'Wonderful' Robert (8) dies in slurry accident helping his dad on farm
Just three days ago, Robert Christie bounded home from school – excited about the weekend ahead.
Now his classmates at Knockahollet Primary School in Dunloy, Co Antrim, are coping with the devastating news that the much-loved eight-year-old will not be returning to school.
Little Robert was found dead on Saturday afternoon after being overcome by slurry fumes while he accompanied his father working on the farm of a family friend.
His father, Bertie, was last night still fighting for his life after also being overcome by the fumes as they mixed slurry on their neighbour's farm.
An investigation into the tragic accident has been launched by the Health and Safety Inspectorate.
The owner of the farm is reported to be Robert Brownlow, and Mr Christie and Robert were understood to have been regular visitors.
Robert and his father were overcome by fumes as he helped his father mix the slurry tank at the dairy farm.
They were discovered by a caller to the farm who raised the alarm.
The emergency services treated them at the scene, before Robert was airlifted to Belfast's Royal Victoria Hospital and his father rushed to the Causeway Hospital.
Despite the efforts of medical staff, Robert died.
Knockahollet school principal Gerry Black described him as a "wonderful little boy".
"Robert will be sadly missed by the whole school family," he said.
"His death is so very tragic. Robert got along with everyone.
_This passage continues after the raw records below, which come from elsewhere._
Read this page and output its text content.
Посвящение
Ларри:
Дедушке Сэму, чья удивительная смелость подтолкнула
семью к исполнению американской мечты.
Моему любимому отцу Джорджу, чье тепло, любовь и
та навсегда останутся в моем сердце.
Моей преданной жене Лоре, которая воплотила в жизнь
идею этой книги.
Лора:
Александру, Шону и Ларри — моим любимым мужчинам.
There wasn't a day went past when he didn't say hello when he met you around the school."
Robert's two elder sisters, Alice and Isobel, also attend the school, which is within a few minutes drive of the Christie's family home on Knockahollet Road.
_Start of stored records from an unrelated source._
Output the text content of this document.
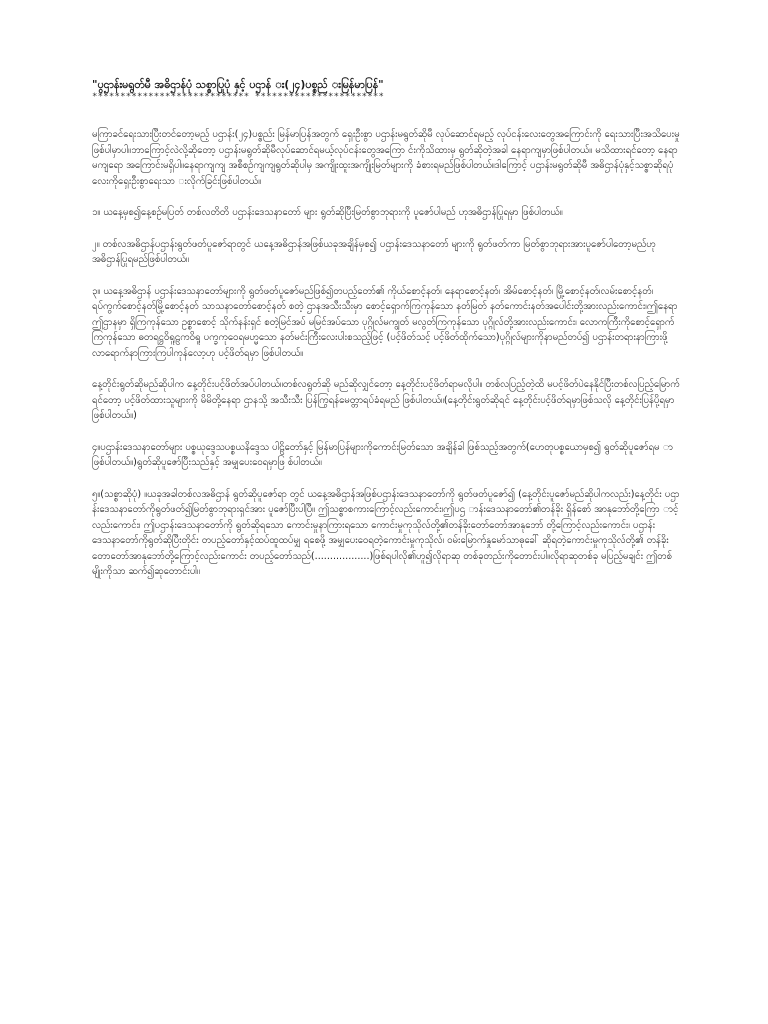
"ပွဌာန်းမရွတ်မီ အဓိဌာန်ပုံ သစ္စာပြုပုံ နှင့် ပဌာန် း(၂၄)ပစ္စည် းမြန်မာပြန်"

**************************** ***********************

မကြာခင်ရေးသားပြီးတင်တော့မည့် ပဌာန်း(၂၄)ပစ္စည်း မြန်မာပြန်အတွက် ရှေးဦးစွာ ပဌာန်းမရွတ်ဆိုမီ လုပ်ဆောင်ရမည့် လုပ်ငန်းလေးတွေအကြောင်းကို ရေးသားပြီးအသိပေးမှုဖြစ်ပါမှာပါ။ဘာကြောင့်လဲလို့ဆိုတော့ ပဌာန်းမရွတ်ဆိုမီလုပ်ဆောင်ရမယ့်လုပ်ငန်းတွေအကြော င်းကိုသိထားမှ ရွတ်ဆိုတဲ့အခါ နေရာကျမှာဖြစ်ပါတယ်။ မသိထားရင်တော့ နေရာမကျရော အကြောင်းမရှိပါ။နေရာကျကျ အစီစဉ်ကျကျရွတ်ဆိုပါမှ အကျိုးထူးအကျိုးမြတ်များကို ခံစားရမည်ဖြစ်ပါတယ်။ဒါကြောင့် ပဌာန်းမရွတ်ဆိုမီ အဓိဌာန်ပုံနှင့်သစ္စာဆိုရပုံလေးကိုရှေးဦးစွာရေးသာ းလိုက်ခြင်းဖြစ်ပါတယ်။

၁။ ယနေ့မှစ၍နေ့စဉ်မပြတ် တစ်လတိတိ ပဌာန်းဒေသနာတော် များ ရွတ်ဆိုပြီးမြတ်စွာဘုရားကို ပူဇော်ပါမည် ဟုအဓိဌာန်ပြုရမှာ ဖြစ်ပါတယ်။

၂။ တစ်လအဓိဌာန်ပဌာန်းရွတ်ဖတ်ပူဇော်ရာတွင် ယနေ့အဓိဌာန်အဖြစ်ယခုအချိန်မှစ၍ ပဌာန်းဒေသနာတော် များကို ရွတ်ဖတ်ကာ မြတ်စွာဘုရားအားပူဇော်ပါတော့မည်ဟု အဓိဌာန်ပြုရမည်ဖြစ်ပါတယ်။

၃။ ယနေ့အဓိဌာန် ပဌာန်းဒေသနာတော်များကို ရွတ်ဖတ်ပူဇော်မည်ဖြစ်၍တပည့်တော်၏ ကိုယ်စောင့်နတ်၊ နေရာစောင့်နတ်၊ အိမ်စောင့်နတ်၊ မြို့စောင့်နတ်၊လမ်းစောင့်နတ်၊ ရပ်ကွက်စောင့်နတ်မြို့စောင့်နတ် သာသနာတော်စောင့်နတ် စတဲ့ ဌာနအသီးသီးမှာ စောင့်ရှောက်ကြကုန်သော နတ်မြတ် နတ်ကောင်းနတ်အပေါင်းတို့အားလည်းကောင်း၊ဤနေရာ ဤဌာနမှာ ရှိကြကုန်သော ဥစ္စာစောင့် သိုက်နန်းရှင် စတဲ့မြင်အပ် မမြင်အပ်သော ပုဂ္ဂိုလ်မကျွတ် မလွတ်ကြကုန်သော ပုဂ္ဂိုလ်တို့အားလည်းကောင်း၊ လောကကြီးကိုစောင့်ရှောက်ကြကုန်သော ဓတရဋ္ဌဝိရူဠကဝိရူ ပက္ခကုဝေရမဟ္မသော နတ်မင်းကြီးလေးပါးစသည့်ဖြင့် (ပင့်ဖိတ်သင့် ပင့်ဖိတ်ထိုက်သော)ပုဂ္ဂိုလ်များကိုနာမည်တပ်၍ ပဌာန်းတရားနာကြားဖို့လာရောက်နာကြားကြပါကုန်လော့ဟု ပင့်ဖိတ်ရမှာ ဖြစ်ပါတယ်။

နေ့တိုင်းရွတ်ဆိုမည်ဆိုပါက နေ့တိုင်းပင့်ဖိတ်အပ်ပါတယ်။တစ်လရွတ်ဆို မည်ဆိုလျှင်တော့ နေ့တိုင်းပင့်ဖိတ်ရာမလိုပါ။ တစ်လပြည့်တဲ့ထိ မပင့်ဖိတ်ပဲနေနိုင်ပြီးတစ်လပြည့်မြောက်ရင်တော့ ပင့်ဖိတ်ထားသူများကို မိမိတို့နေရာ ဌာနသို့ အသီးသီး ပြန်ကြွရန်မေတ္တာရပ်ခံရမည် ဖြစ်ပါတယ်။(နေ့တိုင်းရွတ်ဆိုရင် နေ့တိုင်းပင့်ဖိတ်ရမှာဖြစ်သလို နေ့တိုင်းပြန်ပို့ရမှာဖြစ်ပါတယ်။)

၄။ပဌာန်းဒေသနာတော်များ ပစ္စယုဒ္ဒေသပစ္စယနိဒ္ဒေသ ပါဠိတော်နှင့် မြန်မာပြန်များကိုကောင်းမြတ်သော အချိန်ခါ ဖြစ်သည့်အတွက်(ဟေတုပစ္စယောမှစ၍ ရွတ်ဆိုပူဇော်ရမ ာဖြစ်ပါတယ်။)ရွတ်ဆိုပူဇော်ပြီးသည်နှင့် အမျှပေးဝေရမှာဖြ စ်ပါတယ်။

၅။(သစ္စာဆိုပုံ) ။ယခုအခါတစ်လအဓိဌာန် ရွတ်ဆိုပူဇော်ရာ တွင် ယနေ့အဓိဌာန်အဖြစ်ပဌာန်းဒေသနာတော်ကို ရွတ်ဖတ်ပူဇော်၍ (နေ့တိုင်းပူဇော်မည်ဆိုပါကလည်း)နေ့တိုင်း ပဌာန်းဒေသနာတော်ကိုရွတ်ဖတ်၍မြတ်စွာဘုရားရှင်အား ပူဇော်ပြီးပါပြီ။ ဤသစ္စာစကားကြောင့်လည်းကောင်း၊ဤပဌ ာန်းဒေသနာတော်၏တန်ခိုး ရှိန်စော် အာနုဘော်တို့ကြော ာင့်လည်းကောင်း၊ ဤပဌာန်းဒေသနာတော်ကို ရွတ်ဆိုရသော ကောင်းမှုနာကြားရသော ကောင်းမှုကုသိုလ်တို့၏တန်ခိုးတော်တော်အာနုဘော် တို့ကြောင့်လည်းကောင်း၊ ပဌာန်းဒေသနာတော်ကိုရွတ်ဆိုပြီးတိုင်း တပည့်တော်နှင့်ထပ်ထူထပ်မျှ ရစေဖို့ အမျှပေးဝေရတဲ့ကောင်းမှုကုသိုလ်၊ ဝမ်းမြောက်နှုမော်သာဓုခေါ် ဆိုရတဲ့ကောင်းမှုကုသိုလ်တို့၏ တန်ခိုးတောတော်အာနုဘော်တို့ကြောင့်လည်းကောင်း တပည့်တော်သည်(..................)ဖြစ်ရပါလို၏ဟူ၍လိုရာဆု တစ်ခုတည်းကိုတောင်းပါ။လိုရာဆုတစ်ခု မပြည့်မချင်း ဤတစ်မျိုးကိုသာ ဆက်၍ဆုတောင်းပါ။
The farm on Ballynaloob Road in Dunloy, where Robert was with his father mixing slurry, is also just a few minutes drive from Robert's home.
"We are all really still taking it in, and somehow coming into the school has really brought it home," said Mr Black.
"The events of the weekend will have a huge impact on all the other children, staff and wider Knockahollet area.
"There is a very strong community spirit within our school and it's this that we will be drawing on in the days and weeks ahead as we help Robert's family and all our families try and come to terms with what has happened."
The Christie family home is a typical modest farmhouse, hidden away from the main road, where Robert was first introduced to the farming life.
It was surrounded by cars yesterday as family and friends lent their support to Simone Christie and her daughters as they cope with their tragic loss while also caring for Mr Christie, who was still in Causeway Hospital in Coleraine last night where his condition was said to be "critical".
It was the first slurry-related death on a farm since the 2012 tragedy in which Ulster rugby player Nevin Spence, his father Noel and brother Graham died on the family farm in Hillsborough, Co Down.
The chief executive of the Health and Safety Executive in the North, Keith Morrison, warned last night that farming remained the North's "most dangerous industry".
"Children on farms can be particularly vulnerable and the Health and Safety Executive will continue to work with local schools to raise awareness of the dangers on farms," he said.